Walk the Mountain
nytheatre.com review by Martin Denton
November 11, 2006
"War is not about policy—it's about people."
This simple, powerful statement is part of Jude Narita's message to her audience in the program for her one-woman show Walk the Mountain. It's also the theme of the play; there's really not much else I need to tell you to explain what she's conveying here.
But I will tell you that Narita expresses herself with potent eloquence, so much so that her work here is unforgettable in its emotional directness. Narita tells us stories about Vietnamese and Cambodian women during and after the terrible wars in Indochina from the 1950s until the 1990s. They started when the French returned after the Japanese were driven out after World War II; and although the Americans stopped fighting in 1975, Pol Pot continued to terrorize the people of Cambodia for several years after that, and the United States embargo on trade—which resulted in a great deficit of medical supplies and technology in the newly united postwar Vietnam—didn't get lifted until the Clinton administration.

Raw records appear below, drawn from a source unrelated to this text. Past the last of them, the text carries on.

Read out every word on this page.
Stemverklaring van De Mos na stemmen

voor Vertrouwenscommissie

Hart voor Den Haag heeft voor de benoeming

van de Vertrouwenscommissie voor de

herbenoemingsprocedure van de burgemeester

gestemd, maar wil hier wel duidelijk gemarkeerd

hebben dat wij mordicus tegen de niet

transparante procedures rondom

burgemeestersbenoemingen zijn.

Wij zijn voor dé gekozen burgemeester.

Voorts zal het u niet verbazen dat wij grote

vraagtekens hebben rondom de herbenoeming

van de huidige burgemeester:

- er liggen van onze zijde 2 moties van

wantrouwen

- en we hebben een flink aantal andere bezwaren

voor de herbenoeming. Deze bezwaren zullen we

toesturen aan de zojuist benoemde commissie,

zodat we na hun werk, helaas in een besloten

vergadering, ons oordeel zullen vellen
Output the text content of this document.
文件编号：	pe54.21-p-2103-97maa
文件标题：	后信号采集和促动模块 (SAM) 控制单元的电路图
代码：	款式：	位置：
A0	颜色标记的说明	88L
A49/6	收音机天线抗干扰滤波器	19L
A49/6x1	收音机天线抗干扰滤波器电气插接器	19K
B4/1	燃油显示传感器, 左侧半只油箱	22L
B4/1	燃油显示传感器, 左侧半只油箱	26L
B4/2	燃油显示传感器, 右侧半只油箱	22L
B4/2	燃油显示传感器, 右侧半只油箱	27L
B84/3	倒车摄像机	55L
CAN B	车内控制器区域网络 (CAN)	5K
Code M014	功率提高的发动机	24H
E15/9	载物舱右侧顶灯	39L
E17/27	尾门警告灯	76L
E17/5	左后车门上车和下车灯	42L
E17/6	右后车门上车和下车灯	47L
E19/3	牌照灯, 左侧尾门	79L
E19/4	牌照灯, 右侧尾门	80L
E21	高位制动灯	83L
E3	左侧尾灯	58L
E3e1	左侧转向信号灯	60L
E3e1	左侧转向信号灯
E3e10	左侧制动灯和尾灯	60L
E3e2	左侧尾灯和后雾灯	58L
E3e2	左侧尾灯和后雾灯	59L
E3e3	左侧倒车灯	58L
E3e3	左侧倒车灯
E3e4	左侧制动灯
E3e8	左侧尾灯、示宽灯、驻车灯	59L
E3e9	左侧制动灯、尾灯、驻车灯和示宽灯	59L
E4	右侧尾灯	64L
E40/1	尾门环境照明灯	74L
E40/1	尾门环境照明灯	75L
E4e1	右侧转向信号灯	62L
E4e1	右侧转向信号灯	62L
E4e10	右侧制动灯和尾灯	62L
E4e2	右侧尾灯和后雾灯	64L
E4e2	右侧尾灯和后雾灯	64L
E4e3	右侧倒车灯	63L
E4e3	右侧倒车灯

In Walk the Mountain we meet people we're tempted to call "innocent" or "victims" or both, but neither word really gets to the heart of it: they're just plain people, not personally at war with any cause or any country, whose suffering is the supposed "unintended" consequence of warfare. Americans in particular seem prone to forget about or ignore these people because, except for 9/11 and a few other isolated incidents, we remain a country that has not been attacked within in its own borders. The Vietnamese and Cambodians were attacked, for decades, by foreigners and in some cases by themselves. The characters in this play include a mother searching for sons killed in battle whose bodies are now missing, desperately seeking closure for them and for herself; a doctor who worked for a decade during the war in a jungle hospital, now giving tours to foreign dignitaries of the laboratory where the horrifying effects of Agent Orange are being documented and researched; a survivor of the Khmer Rouge's brutal regime; and a Vietnamese immigrant in America, adjusting to the myriad cultural differences between her homeland and her new adopted country.
Their stories have largely gone unheard, which is a principal reason why Walk the Mountain is so significant a work, not only of theatre, but of oral history. (Narita's text here is based on conversations with Vietnamese and Cambodian women in America and in those two countries.) Narita's performance captures the voices and spirits of these women magnificently; she shifts from one to another with additions of just a few props or costume pieces. During the transitions, video and slides are projected at the rear of the stage, generally offering views of some of the places or events she talks about in the guise of one of her characters.
One story in Walk the Mountain—about an American attempt to airlift Vietnamese children out of the war zone—is so shocking that several people in the audience gasped as Narita completed it. My companion and I were both alive and aware at the time when this happened, but it was the first either one of us had ever heard of it. Too much of the human cost of war is hidden from us, now as much as then. How many subjects are more essential that the one Narita boldly confronts in this remarkable show? And why is it that her voice, stirring and powerful as it is, still feels so alone?